The findings, combined with evidence of rare but serious side effects, “do not support” using arthroscopic knee surgery to treat pain in this age group, the researchers from hospitals in Demark and Sweden concluded.

Responding to the study, one leading UK orthopaedic surgeon said that mounting evidence against the procedure could soon lead to a “swift reversal of established practice”.

Despite being common practice, arthroscopic knee surgery reduced pain only slightly more than exercise or placebo treatments up to six months after the operation, the researchers found.

Beyond six months, there was no evidence of benefit in either pain reduction or physical functioning, according to the review of nine previous trials.

Average of patients in the studies ranged from 48 to 63-years-old.

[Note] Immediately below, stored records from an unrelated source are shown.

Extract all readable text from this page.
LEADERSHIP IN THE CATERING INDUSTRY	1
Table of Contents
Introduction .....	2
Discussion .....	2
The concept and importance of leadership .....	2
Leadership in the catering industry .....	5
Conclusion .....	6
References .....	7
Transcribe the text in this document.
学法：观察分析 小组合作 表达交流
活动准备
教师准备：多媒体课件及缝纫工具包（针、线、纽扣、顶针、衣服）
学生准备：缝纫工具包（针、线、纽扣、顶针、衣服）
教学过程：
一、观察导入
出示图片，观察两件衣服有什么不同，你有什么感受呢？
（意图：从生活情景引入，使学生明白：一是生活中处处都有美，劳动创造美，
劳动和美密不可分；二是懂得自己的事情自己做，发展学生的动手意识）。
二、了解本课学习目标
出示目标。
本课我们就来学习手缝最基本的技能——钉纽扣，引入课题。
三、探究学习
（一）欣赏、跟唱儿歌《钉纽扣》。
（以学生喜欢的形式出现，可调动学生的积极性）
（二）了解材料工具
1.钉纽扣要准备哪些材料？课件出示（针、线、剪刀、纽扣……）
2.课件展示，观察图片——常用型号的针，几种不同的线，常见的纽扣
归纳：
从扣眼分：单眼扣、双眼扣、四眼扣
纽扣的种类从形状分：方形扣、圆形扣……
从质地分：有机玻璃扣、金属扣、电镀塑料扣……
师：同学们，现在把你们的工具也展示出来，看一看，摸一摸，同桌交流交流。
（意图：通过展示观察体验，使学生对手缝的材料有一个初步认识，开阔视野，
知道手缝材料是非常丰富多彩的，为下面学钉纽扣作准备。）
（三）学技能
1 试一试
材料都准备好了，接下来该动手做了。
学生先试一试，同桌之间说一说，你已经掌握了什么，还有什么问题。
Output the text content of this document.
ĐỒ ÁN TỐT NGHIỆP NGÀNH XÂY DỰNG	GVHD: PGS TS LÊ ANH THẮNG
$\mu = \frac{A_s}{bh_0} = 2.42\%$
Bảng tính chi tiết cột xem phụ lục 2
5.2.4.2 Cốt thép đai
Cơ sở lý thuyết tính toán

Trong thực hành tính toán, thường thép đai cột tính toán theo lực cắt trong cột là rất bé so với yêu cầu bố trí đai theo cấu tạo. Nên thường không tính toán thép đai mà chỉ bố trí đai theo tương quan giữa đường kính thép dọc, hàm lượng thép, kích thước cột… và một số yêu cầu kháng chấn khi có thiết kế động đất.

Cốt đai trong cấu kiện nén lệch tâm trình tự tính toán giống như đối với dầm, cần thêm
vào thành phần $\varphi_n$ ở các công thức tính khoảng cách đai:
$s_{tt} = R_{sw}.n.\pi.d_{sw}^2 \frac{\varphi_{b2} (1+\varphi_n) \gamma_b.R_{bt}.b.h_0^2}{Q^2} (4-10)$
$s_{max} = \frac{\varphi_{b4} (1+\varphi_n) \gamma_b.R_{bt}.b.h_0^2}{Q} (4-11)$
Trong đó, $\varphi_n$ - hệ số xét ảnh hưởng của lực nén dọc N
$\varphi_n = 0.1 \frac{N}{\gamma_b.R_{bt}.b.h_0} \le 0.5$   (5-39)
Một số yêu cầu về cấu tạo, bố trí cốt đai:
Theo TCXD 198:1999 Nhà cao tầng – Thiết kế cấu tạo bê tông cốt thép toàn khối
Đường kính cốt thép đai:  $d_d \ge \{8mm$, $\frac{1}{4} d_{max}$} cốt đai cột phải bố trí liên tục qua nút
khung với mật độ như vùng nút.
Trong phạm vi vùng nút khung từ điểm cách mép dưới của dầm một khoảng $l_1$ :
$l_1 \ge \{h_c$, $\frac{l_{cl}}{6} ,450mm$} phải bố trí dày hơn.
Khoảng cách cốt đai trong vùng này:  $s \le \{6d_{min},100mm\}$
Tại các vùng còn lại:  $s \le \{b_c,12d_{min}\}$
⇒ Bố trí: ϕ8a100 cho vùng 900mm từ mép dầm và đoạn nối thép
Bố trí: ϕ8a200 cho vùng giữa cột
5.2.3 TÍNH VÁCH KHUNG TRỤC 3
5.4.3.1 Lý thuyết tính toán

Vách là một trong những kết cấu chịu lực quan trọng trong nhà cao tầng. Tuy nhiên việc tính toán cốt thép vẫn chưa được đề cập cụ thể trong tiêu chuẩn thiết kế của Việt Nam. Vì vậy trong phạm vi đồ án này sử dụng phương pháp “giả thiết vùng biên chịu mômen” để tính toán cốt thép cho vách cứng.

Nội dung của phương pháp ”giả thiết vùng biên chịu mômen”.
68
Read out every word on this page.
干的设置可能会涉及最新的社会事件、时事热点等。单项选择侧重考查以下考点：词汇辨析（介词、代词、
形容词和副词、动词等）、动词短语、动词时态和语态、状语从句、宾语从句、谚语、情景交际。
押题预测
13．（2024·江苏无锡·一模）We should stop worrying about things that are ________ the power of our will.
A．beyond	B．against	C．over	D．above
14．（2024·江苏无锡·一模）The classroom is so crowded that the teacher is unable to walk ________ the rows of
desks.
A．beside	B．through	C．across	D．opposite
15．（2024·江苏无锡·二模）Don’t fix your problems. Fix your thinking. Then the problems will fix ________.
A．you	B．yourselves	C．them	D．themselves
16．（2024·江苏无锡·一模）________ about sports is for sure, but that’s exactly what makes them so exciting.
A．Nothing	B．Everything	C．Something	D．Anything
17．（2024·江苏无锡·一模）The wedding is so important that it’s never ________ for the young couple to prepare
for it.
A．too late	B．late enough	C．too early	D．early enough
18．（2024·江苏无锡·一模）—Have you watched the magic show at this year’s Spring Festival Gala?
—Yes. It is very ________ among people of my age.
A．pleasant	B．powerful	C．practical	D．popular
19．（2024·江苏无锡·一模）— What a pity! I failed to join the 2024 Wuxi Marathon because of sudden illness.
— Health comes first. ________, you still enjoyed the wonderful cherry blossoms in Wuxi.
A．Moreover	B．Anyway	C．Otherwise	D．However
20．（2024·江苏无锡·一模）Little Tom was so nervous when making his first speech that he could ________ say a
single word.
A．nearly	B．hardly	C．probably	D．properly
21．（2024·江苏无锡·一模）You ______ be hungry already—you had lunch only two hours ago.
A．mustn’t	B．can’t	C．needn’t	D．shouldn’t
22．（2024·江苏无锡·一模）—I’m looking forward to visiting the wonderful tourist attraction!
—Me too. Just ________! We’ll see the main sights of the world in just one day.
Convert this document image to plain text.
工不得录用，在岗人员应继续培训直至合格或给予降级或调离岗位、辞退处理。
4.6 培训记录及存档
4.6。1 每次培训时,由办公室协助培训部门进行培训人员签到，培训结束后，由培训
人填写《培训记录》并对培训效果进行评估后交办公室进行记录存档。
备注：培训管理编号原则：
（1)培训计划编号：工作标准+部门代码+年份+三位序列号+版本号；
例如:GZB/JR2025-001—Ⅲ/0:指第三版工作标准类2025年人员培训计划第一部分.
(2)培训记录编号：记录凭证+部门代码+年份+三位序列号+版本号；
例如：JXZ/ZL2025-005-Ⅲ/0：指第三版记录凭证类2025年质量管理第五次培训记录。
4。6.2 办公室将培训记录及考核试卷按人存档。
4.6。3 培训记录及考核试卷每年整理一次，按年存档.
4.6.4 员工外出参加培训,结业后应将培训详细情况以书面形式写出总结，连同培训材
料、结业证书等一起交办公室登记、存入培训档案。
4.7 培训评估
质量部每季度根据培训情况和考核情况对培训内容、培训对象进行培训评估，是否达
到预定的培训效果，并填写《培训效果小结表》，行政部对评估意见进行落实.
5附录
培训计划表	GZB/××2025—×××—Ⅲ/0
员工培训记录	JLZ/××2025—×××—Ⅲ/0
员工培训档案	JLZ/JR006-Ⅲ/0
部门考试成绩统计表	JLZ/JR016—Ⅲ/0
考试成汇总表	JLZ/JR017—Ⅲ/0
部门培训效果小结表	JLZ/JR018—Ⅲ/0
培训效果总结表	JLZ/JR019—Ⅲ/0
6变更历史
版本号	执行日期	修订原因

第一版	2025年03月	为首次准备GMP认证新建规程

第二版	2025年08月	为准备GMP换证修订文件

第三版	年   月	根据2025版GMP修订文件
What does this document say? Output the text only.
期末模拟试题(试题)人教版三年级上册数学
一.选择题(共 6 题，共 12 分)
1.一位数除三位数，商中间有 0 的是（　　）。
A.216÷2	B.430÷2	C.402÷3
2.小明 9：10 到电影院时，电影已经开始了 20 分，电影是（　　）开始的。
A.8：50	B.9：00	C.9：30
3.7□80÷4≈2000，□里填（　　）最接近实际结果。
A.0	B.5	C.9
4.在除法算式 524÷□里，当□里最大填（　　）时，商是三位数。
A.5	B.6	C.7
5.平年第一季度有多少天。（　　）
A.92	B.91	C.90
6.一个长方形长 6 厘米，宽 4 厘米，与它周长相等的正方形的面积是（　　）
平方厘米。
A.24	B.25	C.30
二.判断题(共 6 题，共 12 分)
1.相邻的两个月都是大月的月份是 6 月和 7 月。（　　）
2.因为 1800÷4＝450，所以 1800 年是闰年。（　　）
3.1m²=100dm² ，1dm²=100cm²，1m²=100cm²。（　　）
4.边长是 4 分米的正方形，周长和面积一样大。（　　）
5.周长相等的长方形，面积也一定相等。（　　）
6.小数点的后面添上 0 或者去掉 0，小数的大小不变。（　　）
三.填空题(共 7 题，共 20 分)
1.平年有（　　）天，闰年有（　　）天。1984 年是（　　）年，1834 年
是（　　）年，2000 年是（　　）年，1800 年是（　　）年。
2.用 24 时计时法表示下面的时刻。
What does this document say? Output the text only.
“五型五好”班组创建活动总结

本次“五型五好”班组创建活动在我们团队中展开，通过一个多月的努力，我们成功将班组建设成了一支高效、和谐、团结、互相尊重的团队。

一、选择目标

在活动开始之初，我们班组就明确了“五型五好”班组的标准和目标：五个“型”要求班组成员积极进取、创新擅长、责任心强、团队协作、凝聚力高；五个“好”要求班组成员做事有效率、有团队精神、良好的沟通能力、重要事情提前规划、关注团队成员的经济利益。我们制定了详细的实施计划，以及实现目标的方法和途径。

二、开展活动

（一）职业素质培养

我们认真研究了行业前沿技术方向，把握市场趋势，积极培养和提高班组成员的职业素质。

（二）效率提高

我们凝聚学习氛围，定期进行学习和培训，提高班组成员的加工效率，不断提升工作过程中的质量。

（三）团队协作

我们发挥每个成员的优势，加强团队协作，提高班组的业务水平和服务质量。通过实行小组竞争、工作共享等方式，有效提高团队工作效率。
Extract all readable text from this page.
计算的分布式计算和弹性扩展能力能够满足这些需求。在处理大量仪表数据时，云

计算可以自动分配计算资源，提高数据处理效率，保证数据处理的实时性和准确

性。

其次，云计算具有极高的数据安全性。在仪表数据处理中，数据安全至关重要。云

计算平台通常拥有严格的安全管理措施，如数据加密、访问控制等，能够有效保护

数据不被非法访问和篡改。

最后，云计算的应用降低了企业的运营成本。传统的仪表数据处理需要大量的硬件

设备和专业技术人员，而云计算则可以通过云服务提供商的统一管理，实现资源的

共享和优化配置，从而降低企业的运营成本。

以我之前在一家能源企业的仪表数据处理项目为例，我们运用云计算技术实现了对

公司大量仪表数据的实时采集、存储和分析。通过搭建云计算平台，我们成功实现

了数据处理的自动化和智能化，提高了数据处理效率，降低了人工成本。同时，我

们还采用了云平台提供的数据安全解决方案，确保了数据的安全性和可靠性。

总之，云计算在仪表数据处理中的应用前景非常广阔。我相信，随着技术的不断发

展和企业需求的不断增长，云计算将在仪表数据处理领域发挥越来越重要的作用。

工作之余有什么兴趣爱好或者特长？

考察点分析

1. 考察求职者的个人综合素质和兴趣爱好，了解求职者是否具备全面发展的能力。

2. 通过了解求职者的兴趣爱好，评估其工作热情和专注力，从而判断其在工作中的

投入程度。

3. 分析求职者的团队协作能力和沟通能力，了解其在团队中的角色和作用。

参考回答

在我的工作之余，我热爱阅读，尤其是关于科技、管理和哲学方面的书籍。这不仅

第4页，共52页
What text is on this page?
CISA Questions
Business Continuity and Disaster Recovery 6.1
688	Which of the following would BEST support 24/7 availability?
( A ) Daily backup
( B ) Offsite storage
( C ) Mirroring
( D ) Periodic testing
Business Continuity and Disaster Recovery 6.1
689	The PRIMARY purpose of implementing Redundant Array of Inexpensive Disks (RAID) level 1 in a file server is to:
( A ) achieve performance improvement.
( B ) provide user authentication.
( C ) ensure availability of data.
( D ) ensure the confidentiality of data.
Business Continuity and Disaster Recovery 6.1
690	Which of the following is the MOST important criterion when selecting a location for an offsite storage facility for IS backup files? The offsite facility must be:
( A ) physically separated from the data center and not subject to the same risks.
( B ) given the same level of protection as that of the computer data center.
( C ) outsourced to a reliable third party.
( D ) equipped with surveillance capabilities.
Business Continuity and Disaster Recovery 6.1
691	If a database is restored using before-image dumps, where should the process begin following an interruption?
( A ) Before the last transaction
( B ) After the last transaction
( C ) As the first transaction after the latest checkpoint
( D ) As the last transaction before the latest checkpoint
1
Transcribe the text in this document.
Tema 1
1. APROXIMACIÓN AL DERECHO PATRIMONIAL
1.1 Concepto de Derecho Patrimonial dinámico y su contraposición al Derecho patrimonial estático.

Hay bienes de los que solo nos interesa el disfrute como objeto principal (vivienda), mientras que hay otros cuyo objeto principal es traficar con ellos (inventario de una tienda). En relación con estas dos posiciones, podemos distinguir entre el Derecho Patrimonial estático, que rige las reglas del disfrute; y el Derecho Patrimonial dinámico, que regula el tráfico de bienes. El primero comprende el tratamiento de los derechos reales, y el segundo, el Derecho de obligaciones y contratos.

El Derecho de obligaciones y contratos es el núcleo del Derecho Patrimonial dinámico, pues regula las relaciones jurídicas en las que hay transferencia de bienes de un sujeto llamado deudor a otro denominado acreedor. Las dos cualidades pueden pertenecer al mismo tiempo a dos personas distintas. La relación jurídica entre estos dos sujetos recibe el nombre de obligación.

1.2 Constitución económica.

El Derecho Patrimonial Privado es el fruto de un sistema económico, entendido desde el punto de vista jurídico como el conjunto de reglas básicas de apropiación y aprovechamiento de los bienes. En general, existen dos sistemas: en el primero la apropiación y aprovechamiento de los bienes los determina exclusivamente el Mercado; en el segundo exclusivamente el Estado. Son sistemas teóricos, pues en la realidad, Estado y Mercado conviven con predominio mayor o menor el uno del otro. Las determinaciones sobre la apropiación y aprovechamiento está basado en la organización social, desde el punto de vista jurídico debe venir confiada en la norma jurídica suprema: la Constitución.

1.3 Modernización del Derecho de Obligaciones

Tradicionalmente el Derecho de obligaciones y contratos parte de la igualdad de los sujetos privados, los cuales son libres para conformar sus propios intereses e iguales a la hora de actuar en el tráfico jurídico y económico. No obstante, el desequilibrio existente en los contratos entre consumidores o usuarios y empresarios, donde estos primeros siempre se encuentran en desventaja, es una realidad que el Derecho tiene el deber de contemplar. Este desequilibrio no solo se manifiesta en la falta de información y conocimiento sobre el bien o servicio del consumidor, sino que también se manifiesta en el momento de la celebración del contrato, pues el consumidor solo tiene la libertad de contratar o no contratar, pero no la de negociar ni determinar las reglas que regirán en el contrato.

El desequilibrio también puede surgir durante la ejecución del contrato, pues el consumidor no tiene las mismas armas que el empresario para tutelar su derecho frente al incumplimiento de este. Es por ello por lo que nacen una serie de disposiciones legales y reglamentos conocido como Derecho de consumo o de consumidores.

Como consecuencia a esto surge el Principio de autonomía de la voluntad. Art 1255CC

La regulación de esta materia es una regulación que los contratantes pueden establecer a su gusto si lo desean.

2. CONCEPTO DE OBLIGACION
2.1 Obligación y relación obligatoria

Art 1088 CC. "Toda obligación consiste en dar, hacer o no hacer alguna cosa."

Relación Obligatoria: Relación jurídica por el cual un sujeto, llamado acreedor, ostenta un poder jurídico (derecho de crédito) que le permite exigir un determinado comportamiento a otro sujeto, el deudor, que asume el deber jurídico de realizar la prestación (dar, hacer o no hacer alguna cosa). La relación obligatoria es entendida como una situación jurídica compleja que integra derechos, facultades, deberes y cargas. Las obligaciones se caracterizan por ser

The study, published in the BMJ, as part of the journal’s Too Much Medicine campaign, which aims to reduce the costs and harms of unnecessary treatments, also looked at nine previous studies on the side effects of knee surgery.

Deep vein thrombosis (DVT) was the most frequent, occurring four times for every 1,000 operations. One patient for every 1,000 operations died, according to the study. Although rare, the sheer number of operations taking place meant that changing practice could save “a substantial number of lives”, said Professor Andy Carr, of Oxford University’s Institute of Musculoskeletal Sciences.

“Supporting or justifying a procedure with the potential for serious harm, even if this is rare, is difficult when that procedure offers patients no more benefit than a placebo,” he wrote in the BMJ, in response to the new study.

“We may be close to a tipping point where the weight of evidence against arthroscopic knee surgery for pain is enough to overcome concerns about the quality of the studies, confirmation bias and vested interests. When that point is reached, we should anticipate a swift reversal of established practice.”